Una de las facciones clave identificadas está bajo el mando de Armando de Jesús Ojeda Avilés. Según las investigaciones, Ojeda Avilés coordinaba la recolección de masivas cantidades de efectivo derivadas de la venta de fentanilo en suelo estadounidense.
Para ocultar el rastro del dinero, la red utilizaba un esquema sofisticado:
Conversión a activos digitales: El efectivo se transformaba en criptomonedas para facilitar su transferencia hacia México.

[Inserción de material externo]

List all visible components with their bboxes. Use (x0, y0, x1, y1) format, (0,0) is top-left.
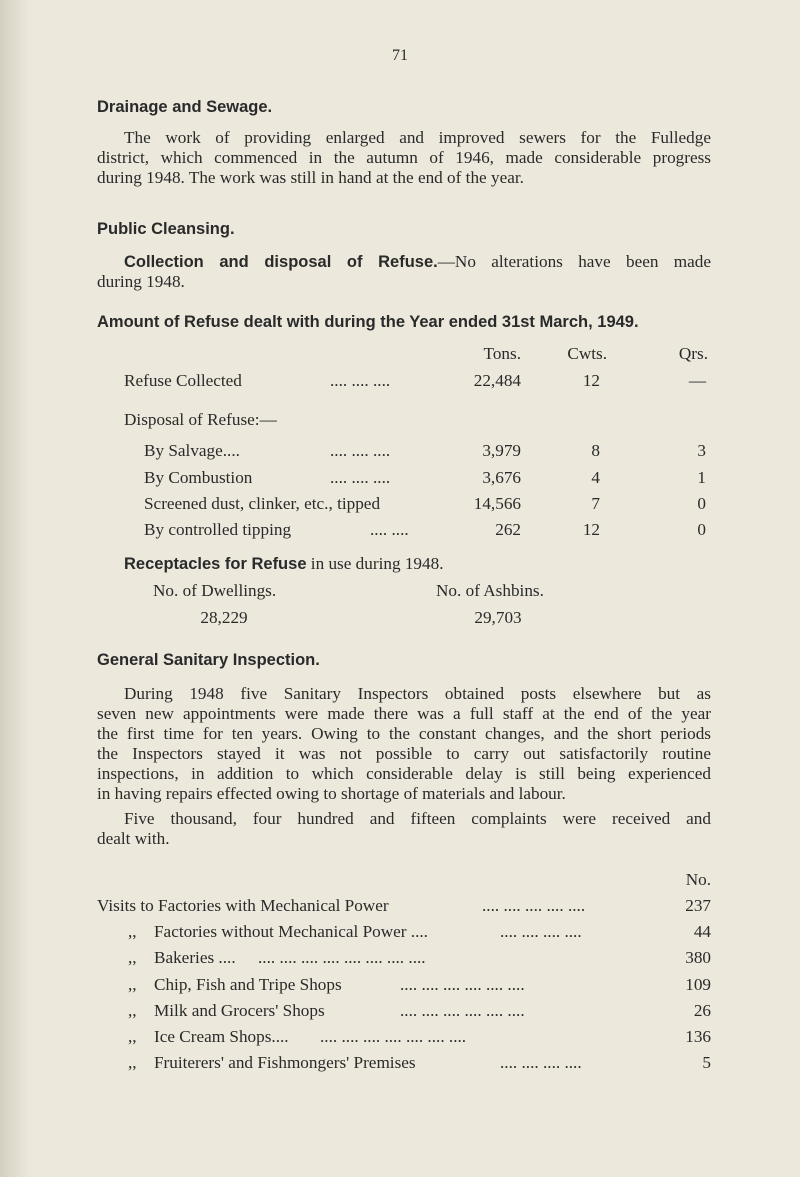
visit-value: 26 (693, 1001, 711, 1020)
refuse-row-tons: 262 (495, 520, 521, 539)
col-qrs-header: Qrs. (678, 344, 708, 363)
cleansing-subheading: Collection and disposal of Refuse. (124, 253, 438, 271)
drainage-paragraph (97, 128, 711, 188)
refuse-row-tons: 3,979 (482, 441, 521, 460)
ditto-mark: ,, (128, 975, 137, 994)
disposal-label: Disposal of Refuse:— (124, 410, 277, 429)
refuse-collected-tons: 22,484 (473, 371, 521, 390)
drainage-heading: Drainage and Sewage. (97, 98, 273, 116)
refuse-row-qrs: 0 (697, 494, 706, 513)
visit-value: 136 (685, 1027, 711, 1046)
inspection-line: the Inspectors stayed it was not possible to carry out satisfactorily routine (97, 744, 711, 763)
refuse-row-qrs: 1 (697, 468, 706, 487)
inspection-paragraph-1 (97, 684, 711, 804)
visit-dots: .... .... .... .... .... .... (400, 975, 525, 994)
col-tons-header: Tons. (483, 344, 521, 363)
page-edge-shadow (0, 0, 30, 1177)
visit-value: 5 (702, 1053, 711, 1072)
ditto-mark: ,, (128, 948, 137, 967)
visit-value: 380 (685, 948, 711, 967)
visit-dots: .... .... .... .... .... .... (400, 1001, 525, 1020)
visit-label: Milk and Grocers' Shops (154, 1001, 325, 1020)
inspection-heading: General Sanitary Inspection. (97, 651, 320, 669)
refuse-row-cwts: 8 (591, 441, 600, 460)
ashbins-value: 29,703 (474, 608, 522, 627)
col-cwts-header: Cwts. (567, 344, 607, 363)
refuse-row-label: By Salvage.... (144, 441, 240, 460)
cleansing-line-2: during 1948. (97, 272, 185, 291)
ditto-mark: ,, (128, 922, 137, 941)
inspection-line: the first time for ten years. Owing to the constant changes, and the short periods (97, 724, 711, 743)
cleansing-line-1-text: —No alterations have been made (437, 252, 711, 271)
refuse-collected-qrs: — (688, 371, 706, 390)
visit-dots: .... .... .... .... .... (482, 896, 586, 915)
visit-value: 44 (693, 922, 711, 941)
refuse-row-tons: 14,566 (473, 494, 521, 513)
ditto-mark: ,, (128, 1001, 137, 1020)
inspection-line: in having repairs effected owing to shortage of materials and labour. (97, 784, 566, 803)
visit-dots: .... .... .... .... (500, 1053, 582, 1072)
visit-label: Ice Cream Shops.... (154, 1027, 289, 1046)
visit-label: Factories without Mechanical Power .... (154, 922, 428, 941)
ditto-mark: ,, (128, 1027, 137, 1046)
visits-no-header: No. (685, 870, 711, 889)
inspection-paragraph-2 (97, 809, 711, 849)
inspection-line: inspections, in addition to which considerable delay is still being experienced (97, 764, 711, 783)
refuse-row-tons: 3,676 (482, 468, 521, 487)
refuse-collected-dots: .... .... .... (330, 371, 391, 390)
refuse-row-dots: .... .... .... (330, 468, 391, 487)
visit-label: Fruiterers' and Fishmongers' Premises (154, 1053, 416, 1072)
complaints-line-1: Five thousand, four hundred and fifteen complaints were received and (124, 809, 711, 828)
receptacles-heading-line (124, 554, 444, 574)
visit-dots: .... .... .... .... .... .... .... (320, 1027, 467, 1046)
cleansing-heading: Public Cleansing. (97, 220, 235, 238)
refuse-collected-label: Refuse Collected (124, 371, 242, 390)
drainage-line-1: The work of providing enlarged and improved sewers for the Fulledge (124, 128, 711, 147)
visit-value: 237 (685, 896, 711, 915)
refuse-row-cwts: 12 (582, 520, 600, 539)
visit-dots: .... .... .... .... (500, 922, 582, 941)
complaints-line-2: dealt with. (97, 829, 170, 848)
inspection-line: seven new appointments were made there was a full staff at the end of the year (97, 704, 711, 723)
ditto-mark: ,, (128, 1053, 137, 1072)
refuse-row-dots: .... .... (370, 520, 409, 539)
visit-label: Visits to Factories with Mechanical Power (97, 896, 389, 915)
cleansing-line-1 (97, 252, 711, 272)
drainage-line-3: during 1948. The work was still in hand at the end of the year. (97, 168, 524, 187)
refuse-collected-cwts: 12 (582, 371, 600, 390)
inspection-line: During 1948 five Sanitary Inspectors obtained posts elsewhere but as (124, 684, 711, 703)
page-number: 71 (392, 47, 408, 64)
visit-value: 109 (685, 975, 711, 994)
receptacles-heading-rest: in use during 1948. (310, 554, 444, 573)
cleansing-paragraph (97, 252, 711, 292)
refuse-row-qrs: 0 (697, 520, 706, 539)
dwellings-value: 28,229 (200, 608, 248, 627)
refuse-row-dots: .... .... .... (330, 441, 391, 460)
refuse-row-cwts: 7 (591, 494, 600, 513)
visit-dots: .... .... .... .... .... .... .... .... (258, 948, 426, 967)
refuse-row-label: By Combustion (144, 468, 253, 487)
receptacles-heading: Receptacles for Refuse (124, 555, 307, 573)
drainage-line-2: district, which commenced in the autumn of 1946, made considerable progress (97, 148, 711, 167)
refuse-row-cwts: 4 (591, 468, 600, 487)
visit-label: Bakeries .... (154, 948, 236, 967)
ashbins-label: No. of Ashbins. (436, 581, 544, 600)
dwellings-label: No. of Dwellings. (153, 581, 277, 600)
refuse-heading: Amount of Refuse dealt with during the Year ended 31st March, 1949. (97, 313, 639, 331)
refuse-row-label: By controlled tipping (144, 520, 292, 539)
refuse-row-qrs: 3 (697, 441, 706, 460)
refuse-row-label: Screened dust, clinker, etc., tipped (144, 494, 381, 513)
visit-label: Chip, Fish and Tripe Shops (154, 975, 342, 994)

Operadores clave: Entre los sancionados destaca Jesús Alonso Aispuro Félix, señalado como el operador financiero principal en transacciones con criptomonedas.
Uso de testaferros: Se identificó a Rodrigo Alarcón Palomares y al empresario Alfredo Orozco Romero, junto con familiares, como presuntos encargados de gestionar empresas fachada.
La segunda estructura sancionada está liderada por Jesús González Peñuelas, a quien las autoridades estadounidenses consideran un distribuidor crítico no solo de fentanilo, sino también de metanfetamina, heroína y cocaína. Esta red representa un pilar fundamental en la logística de transporte de narcóticos a través de la frontera.
El enfoque de estas sanciones responde a la letalidad del fentanilo. Este opioide sintético es 100 veces más potente que la morfina y 50 veces más que la heroína. Aunque tiene usos medicinales legítimos en hospitales, su producción ilegal y mezcla con otras sustancias lo han convertido en el principal responsable de las muertes por sobredosis en Estados Unidos.